Thanks again, Vex. You changed my life for good, for better, and forever. It's been a long time, pal. :) I hope you're doing wonderfully, because you don't deserve any less.

P.S. I'm currently reading "The Satanic Witch." It's marvelous and brilliant.



Re: Beyond Good and Evil

Well thank you very much for your inspiring and meaningful post, Ray, I am very pleased to have encouraged such intellectual pursuits!

Twilight of the Idols has remained my favourite piece for a decade now; I've not read pure philosophy for a while (taken up reading on politics and social psychology, largely). Before that, it was all about Camus!

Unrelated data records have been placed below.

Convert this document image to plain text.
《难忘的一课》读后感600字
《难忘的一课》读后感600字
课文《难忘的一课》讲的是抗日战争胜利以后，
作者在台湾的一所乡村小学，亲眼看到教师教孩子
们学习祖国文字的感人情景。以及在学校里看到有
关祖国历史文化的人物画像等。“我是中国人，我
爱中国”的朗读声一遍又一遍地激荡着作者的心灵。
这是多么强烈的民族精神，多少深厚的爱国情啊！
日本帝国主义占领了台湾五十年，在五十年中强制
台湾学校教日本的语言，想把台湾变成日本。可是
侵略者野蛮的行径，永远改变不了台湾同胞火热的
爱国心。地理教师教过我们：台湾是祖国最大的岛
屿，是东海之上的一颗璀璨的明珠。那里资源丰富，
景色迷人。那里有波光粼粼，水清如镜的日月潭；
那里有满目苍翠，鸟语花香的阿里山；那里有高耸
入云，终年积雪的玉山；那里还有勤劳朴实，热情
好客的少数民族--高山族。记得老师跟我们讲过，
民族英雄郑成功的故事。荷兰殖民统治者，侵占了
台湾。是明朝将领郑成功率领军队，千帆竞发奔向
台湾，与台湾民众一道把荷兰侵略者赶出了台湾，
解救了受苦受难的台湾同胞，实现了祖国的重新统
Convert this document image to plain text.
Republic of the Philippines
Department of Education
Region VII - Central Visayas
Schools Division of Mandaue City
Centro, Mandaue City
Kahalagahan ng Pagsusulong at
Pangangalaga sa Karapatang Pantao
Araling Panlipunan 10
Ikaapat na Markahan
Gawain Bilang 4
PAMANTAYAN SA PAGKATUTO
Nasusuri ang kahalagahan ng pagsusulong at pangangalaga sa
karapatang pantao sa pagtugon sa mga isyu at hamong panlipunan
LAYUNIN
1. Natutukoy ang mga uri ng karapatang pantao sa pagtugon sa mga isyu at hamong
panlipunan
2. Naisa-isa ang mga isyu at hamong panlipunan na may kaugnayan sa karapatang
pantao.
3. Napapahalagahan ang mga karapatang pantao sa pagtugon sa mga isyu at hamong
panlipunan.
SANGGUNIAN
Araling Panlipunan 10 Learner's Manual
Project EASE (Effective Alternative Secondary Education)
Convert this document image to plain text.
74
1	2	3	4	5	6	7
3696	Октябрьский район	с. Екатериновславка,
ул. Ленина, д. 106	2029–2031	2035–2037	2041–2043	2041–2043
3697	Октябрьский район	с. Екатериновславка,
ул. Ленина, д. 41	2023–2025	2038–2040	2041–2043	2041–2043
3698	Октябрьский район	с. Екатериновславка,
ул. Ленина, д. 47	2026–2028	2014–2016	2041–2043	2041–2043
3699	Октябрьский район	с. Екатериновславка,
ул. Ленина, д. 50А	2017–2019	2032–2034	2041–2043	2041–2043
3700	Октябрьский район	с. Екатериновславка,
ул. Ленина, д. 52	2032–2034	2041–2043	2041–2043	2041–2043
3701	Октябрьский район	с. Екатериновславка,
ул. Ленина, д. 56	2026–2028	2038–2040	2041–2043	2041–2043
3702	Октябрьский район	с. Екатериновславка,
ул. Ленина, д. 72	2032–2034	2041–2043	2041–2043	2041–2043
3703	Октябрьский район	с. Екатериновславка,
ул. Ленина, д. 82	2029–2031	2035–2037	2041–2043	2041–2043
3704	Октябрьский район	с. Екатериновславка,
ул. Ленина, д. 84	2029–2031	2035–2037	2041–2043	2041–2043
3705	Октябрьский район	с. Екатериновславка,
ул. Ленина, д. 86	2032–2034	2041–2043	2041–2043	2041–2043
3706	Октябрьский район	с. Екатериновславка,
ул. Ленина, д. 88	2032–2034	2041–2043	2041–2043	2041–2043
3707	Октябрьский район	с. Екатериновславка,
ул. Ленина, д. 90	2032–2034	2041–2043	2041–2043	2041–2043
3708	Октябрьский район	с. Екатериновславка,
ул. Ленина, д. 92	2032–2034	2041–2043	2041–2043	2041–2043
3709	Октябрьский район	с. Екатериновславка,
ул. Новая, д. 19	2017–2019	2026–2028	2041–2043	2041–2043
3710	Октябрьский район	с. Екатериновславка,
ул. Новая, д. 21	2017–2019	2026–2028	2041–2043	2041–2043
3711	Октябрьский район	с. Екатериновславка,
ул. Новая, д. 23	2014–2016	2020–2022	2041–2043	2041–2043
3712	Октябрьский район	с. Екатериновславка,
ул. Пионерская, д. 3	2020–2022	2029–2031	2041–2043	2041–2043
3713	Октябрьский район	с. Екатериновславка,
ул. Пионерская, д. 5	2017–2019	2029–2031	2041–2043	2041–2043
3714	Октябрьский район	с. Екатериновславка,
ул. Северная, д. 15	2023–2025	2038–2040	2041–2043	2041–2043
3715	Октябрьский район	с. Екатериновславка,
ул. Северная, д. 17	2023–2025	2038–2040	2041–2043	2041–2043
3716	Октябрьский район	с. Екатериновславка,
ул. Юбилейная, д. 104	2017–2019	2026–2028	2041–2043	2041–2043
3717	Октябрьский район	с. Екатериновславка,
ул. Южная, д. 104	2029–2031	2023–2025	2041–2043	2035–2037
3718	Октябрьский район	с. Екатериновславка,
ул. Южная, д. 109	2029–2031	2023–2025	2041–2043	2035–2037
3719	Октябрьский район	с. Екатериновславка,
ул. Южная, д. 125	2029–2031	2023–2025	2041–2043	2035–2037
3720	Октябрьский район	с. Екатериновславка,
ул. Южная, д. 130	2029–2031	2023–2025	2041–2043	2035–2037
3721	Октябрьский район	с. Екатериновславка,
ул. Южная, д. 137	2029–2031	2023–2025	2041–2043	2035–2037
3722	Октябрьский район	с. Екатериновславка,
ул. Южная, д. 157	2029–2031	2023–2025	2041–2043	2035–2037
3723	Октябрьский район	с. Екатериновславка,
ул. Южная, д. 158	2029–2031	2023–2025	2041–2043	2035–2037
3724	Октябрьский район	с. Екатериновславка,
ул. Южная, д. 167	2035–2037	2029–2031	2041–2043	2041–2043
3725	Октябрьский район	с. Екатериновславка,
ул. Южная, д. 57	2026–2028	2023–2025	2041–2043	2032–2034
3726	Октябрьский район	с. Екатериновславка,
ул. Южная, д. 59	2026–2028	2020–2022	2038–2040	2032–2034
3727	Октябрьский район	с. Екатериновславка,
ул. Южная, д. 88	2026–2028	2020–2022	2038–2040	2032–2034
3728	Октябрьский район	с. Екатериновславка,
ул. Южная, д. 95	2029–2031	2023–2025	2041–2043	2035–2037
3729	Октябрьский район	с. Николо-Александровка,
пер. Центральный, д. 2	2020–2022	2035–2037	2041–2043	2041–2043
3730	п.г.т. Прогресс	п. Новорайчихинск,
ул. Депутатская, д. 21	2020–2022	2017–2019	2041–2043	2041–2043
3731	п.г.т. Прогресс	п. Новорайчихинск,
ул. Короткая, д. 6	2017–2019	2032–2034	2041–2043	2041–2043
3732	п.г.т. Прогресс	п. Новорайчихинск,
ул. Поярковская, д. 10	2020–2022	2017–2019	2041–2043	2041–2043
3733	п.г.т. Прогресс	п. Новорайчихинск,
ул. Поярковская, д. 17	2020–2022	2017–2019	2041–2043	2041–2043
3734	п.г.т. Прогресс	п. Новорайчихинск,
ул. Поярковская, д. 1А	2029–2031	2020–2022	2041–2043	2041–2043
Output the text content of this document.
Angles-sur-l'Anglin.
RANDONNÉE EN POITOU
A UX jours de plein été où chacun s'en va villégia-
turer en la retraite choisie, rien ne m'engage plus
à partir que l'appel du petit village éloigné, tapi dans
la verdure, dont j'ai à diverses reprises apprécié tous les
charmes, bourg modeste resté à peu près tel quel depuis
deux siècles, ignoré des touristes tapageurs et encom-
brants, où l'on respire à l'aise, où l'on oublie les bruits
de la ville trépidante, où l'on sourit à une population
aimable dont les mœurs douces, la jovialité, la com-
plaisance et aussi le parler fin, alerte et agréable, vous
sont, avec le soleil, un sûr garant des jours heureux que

All I can say is keep it up and I hope you can find ways of finding productive outlets for your zest - although you're now the one with formal qualifications so the tables have turned! It is only a few years ago that I started my first *degree* (in Social Sciences, with OpenUni), squeezing it around both a time-consuming career and new-family life!

Take care,

The Fall of Rome

Hey, you agree with Nietzsche's verdict in The Anti-Christ that Christianity was responsible for the fall of the Roman Empire?

Re: The Fall of Rome

I am unsure; I suspect that the internal politics and other stuff may well have caused its decline without Christianity; I think it made things worse but I don't *really* think it caused the decline. Once the decline had already started is when Christianity really became important ... and hastened the collapse. I think. The fall of the Roman Empire isn't something I know a whole lot about.